The country was entering the “Red Scare” and Congressman Smathers campaigned for the Senate calling his opponent “Red Pepper.”

Opponents of Pepper put out a large brochure entitled, “The Red Record of Senator Claude Pepper.”

Perhaps the most famous and widely quoted episode of the Smathers – Pepper contest was a speech attributed to the congressman when he appeared in rural sections of Florida.  The speech supposedly given by George Smathers is legendary, but it never happened, but it is certainly entertaining enough to repeat.

Congressman Smathers was supposed to have told backwoods audiences, “Are you aware Claude Pepper is known all over Washington as a shameless extrovert?  Not only that, but this man is reliably reported to practice nepotism with his sister-in-law and he has a brother who is a known homo sapiens.  He has a sister who was once a thespian in wicked New York.  Worst of all, it is an established fact that Mr. Pepper, before his marriage, habitually practiced celibacy.”

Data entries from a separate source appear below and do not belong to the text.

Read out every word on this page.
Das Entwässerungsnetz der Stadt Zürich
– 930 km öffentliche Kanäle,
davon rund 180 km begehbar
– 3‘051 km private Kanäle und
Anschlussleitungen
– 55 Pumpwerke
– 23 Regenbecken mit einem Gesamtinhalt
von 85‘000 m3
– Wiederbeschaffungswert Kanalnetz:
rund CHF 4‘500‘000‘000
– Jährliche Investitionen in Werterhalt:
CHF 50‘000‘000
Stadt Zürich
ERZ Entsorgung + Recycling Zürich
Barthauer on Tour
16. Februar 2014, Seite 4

The speech was reported in TIME magazine, but it was crafted by the imagination of several reporters and likely fueled by alcohol.  George Smathers absolutely denied ever making such a speech and even offered a reward of $10,000 to anyone who could prove he had made any such speech.  There were no takers, but the story and legend followed George Smathers to his grave.

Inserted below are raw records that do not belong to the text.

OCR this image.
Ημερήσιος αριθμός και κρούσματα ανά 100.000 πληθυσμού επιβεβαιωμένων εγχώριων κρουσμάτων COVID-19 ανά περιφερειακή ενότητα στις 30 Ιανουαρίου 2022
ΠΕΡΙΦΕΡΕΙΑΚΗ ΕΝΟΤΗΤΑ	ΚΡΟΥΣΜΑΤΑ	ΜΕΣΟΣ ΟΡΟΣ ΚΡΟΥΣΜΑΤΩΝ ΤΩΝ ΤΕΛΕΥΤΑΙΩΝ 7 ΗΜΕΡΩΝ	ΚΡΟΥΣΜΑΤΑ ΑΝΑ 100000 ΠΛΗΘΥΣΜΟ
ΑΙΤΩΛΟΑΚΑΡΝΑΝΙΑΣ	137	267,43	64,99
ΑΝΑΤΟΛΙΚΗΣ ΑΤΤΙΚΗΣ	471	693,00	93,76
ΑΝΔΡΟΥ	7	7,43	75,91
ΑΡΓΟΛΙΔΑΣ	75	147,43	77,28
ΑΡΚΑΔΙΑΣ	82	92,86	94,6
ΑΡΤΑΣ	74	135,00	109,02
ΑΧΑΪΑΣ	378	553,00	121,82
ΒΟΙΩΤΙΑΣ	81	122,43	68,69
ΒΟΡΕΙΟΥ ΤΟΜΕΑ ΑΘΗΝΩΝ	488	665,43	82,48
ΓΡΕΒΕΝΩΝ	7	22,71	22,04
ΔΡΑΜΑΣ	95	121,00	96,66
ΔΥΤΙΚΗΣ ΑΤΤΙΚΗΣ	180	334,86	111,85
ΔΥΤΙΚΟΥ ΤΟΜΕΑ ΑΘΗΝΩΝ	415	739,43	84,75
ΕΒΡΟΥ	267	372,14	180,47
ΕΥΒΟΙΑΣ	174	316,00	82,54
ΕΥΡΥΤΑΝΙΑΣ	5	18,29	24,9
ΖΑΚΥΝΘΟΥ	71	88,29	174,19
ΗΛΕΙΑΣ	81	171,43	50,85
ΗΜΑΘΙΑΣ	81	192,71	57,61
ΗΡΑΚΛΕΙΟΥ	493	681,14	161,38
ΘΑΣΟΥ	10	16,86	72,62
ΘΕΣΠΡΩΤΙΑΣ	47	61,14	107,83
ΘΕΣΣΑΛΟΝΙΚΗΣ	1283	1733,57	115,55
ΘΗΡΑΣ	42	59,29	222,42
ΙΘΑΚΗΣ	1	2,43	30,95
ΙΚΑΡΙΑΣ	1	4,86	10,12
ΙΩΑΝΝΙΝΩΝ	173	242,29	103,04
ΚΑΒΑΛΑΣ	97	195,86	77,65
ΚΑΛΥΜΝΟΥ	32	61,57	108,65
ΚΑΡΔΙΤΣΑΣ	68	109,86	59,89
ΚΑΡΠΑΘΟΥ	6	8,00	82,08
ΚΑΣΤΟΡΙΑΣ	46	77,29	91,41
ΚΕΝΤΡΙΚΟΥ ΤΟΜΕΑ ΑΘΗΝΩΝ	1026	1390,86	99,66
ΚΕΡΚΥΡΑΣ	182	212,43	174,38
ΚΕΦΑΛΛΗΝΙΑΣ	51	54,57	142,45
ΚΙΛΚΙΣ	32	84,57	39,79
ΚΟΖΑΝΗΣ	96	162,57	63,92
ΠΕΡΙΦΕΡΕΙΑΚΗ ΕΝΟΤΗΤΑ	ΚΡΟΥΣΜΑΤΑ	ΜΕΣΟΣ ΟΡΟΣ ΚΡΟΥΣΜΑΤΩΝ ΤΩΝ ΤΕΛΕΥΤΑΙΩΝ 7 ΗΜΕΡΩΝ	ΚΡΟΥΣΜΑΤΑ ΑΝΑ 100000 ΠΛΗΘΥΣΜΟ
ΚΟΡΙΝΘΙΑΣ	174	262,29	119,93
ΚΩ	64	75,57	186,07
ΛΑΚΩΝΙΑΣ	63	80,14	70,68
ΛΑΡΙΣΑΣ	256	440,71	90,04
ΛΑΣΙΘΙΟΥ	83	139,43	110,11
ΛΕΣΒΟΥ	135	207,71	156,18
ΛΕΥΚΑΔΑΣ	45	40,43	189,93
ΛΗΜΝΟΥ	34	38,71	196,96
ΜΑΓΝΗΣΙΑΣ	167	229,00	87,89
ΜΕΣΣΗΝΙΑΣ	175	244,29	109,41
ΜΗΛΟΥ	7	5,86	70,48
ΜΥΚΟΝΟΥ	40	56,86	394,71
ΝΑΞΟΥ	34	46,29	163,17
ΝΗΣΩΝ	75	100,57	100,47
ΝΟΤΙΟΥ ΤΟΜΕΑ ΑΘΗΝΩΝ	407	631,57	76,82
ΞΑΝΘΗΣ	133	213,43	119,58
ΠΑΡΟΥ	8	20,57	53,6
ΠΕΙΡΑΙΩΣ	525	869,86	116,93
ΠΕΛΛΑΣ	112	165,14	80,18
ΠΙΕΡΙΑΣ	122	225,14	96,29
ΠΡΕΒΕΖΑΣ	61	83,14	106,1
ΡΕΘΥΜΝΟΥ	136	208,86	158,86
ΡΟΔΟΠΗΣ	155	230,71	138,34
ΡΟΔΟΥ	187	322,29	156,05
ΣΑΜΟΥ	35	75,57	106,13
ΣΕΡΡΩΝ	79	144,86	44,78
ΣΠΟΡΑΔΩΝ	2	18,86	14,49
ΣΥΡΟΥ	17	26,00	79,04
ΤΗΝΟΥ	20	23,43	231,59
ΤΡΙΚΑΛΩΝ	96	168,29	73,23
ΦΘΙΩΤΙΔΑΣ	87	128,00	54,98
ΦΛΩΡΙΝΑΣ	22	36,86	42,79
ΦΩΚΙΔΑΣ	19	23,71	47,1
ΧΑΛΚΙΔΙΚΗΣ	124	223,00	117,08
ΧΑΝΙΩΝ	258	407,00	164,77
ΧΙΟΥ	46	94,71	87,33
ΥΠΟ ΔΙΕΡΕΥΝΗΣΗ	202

Senator Pepper lost the 1950 Democratic primary to Smathers by a decisive margin.  Confined to private life, Pepper established a lucrative law practice, but he yearned to return to politics.  In 1958, he attempted to unseat Florida’s other U. S. senator, Spessard Holland.  Pepper carried only a handful of counties and lost to Senator Holland 56% – 44%.  Claude Pepper’s dreams of returning to the United States Senate were gone forever.

Political redemption came in 1962 when a new Congressional district was created in Dade County, which encompasses Miami.  Pepper had always been highly popular in Dade County, which was much more liberal than most of Florida.  The sixty-two year old former senator entered the Democratic primary to run for Congress and won a majority with three opponents.  Only two other former senators had run for the lower house and Pepper remained in Congress for the rest of his life.

While Pepper had always certainly been liberal, in representing his Congressional district, he became distinctly anti-Communist, which pleased thousands of his Cuban-American constituents.  Routinely reelected, Pepper became Chairman of the House Select Committee on Aging in 1977 and he quickly became an ardent and eloquent advocate for senior citizens.  The fact Congressman Pepper was well past the retirement age himself gave him a special platform, which he used effectively.

Claude Pepper was one of the few Democratic congressmen who reputedly made President Ronald Reagan cringe.  Pepper eventually rose to the status of a living legend during his own lifetime.  He appeared on the cover of TIME magazine, once in 1938 and yet again in 1983.  Pepper’s seniority in the House enabled him to become chairman of the powerful House Rules Committee.

Pepper seemed to work through any infirmity, having one hip replaced and wore hearing aids in both ears.  For a time, Pepper sported a toupee that was largely unnecessary and fooled no one.  He breakfasted on tomato soup with a generous helping of crackers and went to his office.

President George H. W. Bush awarded Pepper the Presidential Medal of Freedom on May 26, 1989.  Despite his eighty-eight years, Claude Pepper seemed robust for an elderly man.  Four days later, Claude Pepper went to sleep and never awoke.

Pepper had outlived his beloved wife, Mildred, and the couple was childless.  The old political warrior’s body lay in state beneath the Rotunda of the Capitol before being taken to Tallahassee for burial.

Both Mildred and Claude Pepper are well remembered to this day and landmarks, buildings and dinners bear the name of one or the other.  A statue of Claude Pepper stands in Miami, a remembrance of a time gone by.